Puerto Rican writer Mayra Santos Febres, in an interview with EFE, reflects on the characters of her latest novel, Fe en disfraz (Faith in Disguise), which addresses the consequences of slavery for women who were sexually abused. The brief novel—only 115 pages—has a “strong erotic component,” as it tells of the torrid relationship between Martín Tirado, a Puerto Rican computer scientist, and Venezuelan historian María Fernanda Verdejo, whose lives come together at the University of Chicago.
Santos Febres stressed that in her new novel she was aiming at a length more accessible to the general public.
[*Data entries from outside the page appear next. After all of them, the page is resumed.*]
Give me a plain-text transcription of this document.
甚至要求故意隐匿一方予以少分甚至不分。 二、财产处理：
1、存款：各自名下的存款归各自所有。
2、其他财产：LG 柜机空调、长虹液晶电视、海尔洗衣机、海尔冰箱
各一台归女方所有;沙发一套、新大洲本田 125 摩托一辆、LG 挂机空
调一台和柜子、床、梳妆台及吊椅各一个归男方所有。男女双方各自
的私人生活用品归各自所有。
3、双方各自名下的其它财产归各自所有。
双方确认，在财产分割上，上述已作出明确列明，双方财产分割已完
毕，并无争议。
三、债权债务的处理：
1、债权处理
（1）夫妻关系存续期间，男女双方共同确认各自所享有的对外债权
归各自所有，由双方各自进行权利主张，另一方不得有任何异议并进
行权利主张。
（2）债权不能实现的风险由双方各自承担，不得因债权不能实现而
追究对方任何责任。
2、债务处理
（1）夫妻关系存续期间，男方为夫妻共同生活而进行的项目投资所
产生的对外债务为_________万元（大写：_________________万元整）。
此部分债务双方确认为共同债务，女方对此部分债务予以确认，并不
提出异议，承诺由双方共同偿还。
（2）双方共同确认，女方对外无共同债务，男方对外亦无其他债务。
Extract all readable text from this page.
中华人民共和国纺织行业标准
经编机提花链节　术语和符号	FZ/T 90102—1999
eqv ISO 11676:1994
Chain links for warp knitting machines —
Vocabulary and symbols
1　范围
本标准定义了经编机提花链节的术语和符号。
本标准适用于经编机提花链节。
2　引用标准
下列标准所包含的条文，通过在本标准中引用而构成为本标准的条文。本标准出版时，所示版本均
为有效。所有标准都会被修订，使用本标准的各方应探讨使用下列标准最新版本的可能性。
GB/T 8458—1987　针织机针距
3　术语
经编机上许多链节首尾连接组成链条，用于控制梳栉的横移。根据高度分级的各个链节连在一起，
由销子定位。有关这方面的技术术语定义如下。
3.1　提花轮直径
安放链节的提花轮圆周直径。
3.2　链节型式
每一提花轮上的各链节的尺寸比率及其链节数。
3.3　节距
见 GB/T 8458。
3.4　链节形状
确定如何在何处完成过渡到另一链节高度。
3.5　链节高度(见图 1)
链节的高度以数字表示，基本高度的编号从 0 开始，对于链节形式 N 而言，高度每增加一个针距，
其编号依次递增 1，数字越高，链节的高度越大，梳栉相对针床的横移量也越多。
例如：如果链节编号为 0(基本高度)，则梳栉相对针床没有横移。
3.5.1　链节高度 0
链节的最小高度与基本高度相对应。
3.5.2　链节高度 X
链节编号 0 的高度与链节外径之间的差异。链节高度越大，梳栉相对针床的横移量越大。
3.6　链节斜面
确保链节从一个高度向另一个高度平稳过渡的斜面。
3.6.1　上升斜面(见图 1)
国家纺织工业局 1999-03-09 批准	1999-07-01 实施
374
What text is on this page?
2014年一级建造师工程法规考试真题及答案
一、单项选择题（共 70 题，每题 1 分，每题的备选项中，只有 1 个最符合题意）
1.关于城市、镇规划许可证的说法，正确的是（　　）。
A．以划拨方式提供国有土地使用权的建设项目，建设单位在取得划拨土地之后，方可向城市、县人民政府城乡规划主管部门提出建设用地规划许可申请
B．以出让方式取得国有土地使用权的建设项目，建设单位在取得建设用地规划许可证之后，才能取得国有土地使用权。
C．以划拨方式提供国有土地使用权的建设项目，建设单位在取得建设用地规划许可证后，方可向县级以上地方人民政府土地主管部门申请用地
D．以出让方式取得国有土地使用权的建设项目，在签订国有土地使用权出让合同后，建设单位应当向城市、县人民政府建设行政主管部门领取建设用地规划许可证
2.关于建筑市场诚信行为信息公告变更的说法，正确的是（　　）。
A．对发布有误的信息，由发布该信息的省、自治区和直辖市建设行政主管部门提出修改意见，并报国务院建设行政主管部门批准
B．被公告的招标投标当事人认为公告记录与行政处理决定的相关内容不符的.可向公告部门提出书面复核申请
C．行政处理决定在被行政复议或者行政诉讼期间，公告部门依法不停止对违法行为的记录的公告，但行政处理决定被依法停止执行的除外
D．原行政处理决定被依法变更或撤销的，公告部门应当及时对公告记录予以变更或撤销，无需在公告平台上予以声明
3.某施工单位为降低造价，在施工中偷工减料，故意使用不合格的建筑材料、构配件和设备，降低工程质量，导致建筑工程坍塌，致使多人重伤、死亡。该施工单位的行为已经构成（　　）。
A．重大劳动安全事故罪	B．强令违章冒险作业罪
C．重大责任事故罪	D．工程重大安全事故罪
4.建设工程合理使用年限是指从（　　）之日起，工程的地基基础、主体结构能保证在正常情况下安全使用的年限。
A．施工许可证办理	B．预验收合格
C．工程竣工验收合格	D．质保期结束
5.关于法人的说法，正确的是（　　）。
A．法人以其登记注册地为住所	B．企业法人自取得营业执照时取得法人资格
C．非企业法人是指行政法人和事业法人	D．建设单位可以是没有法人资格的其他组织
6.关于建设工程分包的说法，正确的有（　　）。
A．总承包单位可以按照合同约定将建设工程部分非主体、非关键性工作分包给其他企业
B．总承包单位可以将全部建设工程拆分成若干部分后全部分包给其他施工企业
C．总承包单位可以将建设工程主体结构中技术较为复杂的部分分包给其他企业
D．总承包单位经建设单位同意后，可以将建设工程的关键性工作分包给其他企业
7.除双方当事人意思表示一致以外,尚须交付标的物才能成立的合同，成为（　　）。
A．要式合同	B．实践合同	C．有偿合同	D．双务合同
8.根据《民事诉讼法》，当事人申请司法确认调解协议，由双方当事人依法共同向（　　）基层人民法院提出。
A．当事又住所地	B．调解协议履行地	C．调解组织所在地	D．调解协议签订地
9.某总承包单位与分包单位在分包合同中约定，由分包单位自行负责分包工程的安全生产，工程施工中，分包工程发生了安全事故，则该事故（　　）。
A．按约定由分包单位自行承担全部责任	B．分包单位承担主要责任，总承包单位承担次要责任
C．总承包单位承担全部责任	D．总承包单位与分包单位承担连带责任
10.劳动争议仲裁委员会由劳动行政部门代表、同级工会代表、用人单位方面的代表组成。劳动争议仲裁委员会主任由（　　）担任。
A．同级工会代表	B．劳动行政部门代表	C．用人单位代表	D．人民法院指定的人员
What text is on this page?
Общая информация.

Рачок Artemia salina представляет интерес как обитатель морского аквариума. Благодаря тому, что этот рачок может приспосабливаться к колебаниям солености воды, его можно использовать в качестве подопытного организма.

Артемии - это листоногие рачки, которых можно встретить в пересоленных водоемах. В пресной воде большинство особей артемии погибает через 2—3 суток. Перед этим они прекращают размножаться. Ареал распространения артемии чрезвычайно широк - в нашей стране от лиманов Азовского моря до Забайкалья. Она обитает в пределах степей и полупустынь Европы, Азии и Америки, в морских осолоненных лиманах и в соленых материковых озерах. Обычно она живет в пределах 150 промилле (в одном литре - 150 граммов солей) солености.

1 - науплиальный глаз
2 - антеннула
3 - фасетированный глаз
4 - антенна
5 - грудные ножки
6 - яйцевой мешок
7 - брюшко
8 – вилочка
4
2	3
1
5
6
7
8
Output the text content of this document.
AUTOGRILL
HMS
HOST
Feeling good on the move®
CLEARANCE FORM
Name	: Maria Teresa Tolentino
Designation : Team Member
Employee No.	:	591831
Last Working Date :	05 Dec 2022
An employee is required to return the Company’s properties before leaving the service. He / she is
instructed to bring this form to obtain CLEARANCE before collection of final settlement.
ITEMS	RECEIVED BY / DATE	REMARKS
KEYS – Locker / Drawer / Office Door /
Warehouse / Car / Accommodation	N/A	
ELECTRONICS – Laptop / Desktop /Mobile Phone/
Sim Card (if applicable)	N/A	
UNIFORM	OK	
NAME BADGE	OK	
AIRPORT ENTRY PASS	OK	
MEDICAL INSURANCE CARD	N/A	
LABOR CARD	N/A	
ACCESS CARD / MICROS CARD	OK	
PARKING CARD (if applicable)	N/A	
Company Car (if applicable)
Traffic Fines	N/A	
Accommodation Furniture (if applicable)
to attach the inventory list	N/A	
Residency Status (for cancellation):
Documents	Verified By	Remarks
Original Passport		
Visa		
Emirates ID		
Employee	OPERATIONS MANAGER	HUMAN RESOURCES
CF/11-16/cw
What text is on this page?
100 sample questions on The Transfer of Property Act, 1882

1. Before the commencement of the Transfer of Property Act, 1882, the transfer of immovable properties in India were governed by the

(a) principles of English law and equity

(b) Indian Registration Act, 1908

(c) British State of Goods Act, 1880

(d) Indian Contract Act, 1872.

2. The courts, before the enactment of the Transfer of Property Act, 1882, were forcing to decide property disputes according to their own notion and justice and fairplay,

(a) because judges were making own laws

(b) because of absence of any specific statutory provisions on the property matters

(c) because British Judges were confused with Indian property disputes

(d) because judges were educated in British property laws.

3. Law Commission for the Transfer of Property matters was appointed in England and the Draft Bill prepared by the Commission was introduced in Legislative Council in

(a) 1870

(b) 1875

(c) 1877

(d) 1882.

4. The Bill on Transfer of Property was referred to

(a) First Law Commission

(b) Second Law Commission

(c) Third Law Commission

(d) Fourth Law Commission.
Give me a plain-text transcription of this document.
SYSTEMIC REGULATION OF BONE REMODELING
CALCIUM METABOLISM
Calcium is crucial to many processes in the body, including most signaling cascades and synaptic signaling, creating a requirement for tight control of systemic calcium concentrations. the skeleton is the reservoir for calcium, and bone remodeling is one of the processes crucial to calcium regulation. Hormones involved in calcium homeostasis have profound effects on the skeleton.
She also pointed out that her goal was to find a forum for a discussion of the consequences of the sexual exploitation perpetrated during slavery. “The novel bears the burden of historical memory,” said the author, for whom his book recalls Carlos Fuentes’ Aura.
Santos-Febres explained that Martín Tirado is a computer scientist with a commonplace life and a linguist-girlfriend in Madrid bride whose life changes irrevocably when he relocates temporarily to work on a project in Chicago and meets the black Venezuelan scholar. Their relationship changes radically every October 31, when she dons the disguise of a slave. Santos Febres told the EFE interviewer that she had waited until her fourth novel to address the topic because she did not want to be labeled as a writer that only dealt with black topics and feared being misunderstood.
Santos Febres was a finalist for the Espasa Calpe Primavera prize for her novel Our Lady of the Night, and won the Letras de Oro Award (1994) for her short story collection Pez de vidrio. She also won the Juan Rulfo Short Story Award for Oso blanco (1996).
Santos Febres currently directs the writing workshop at the University of Puerto Rico.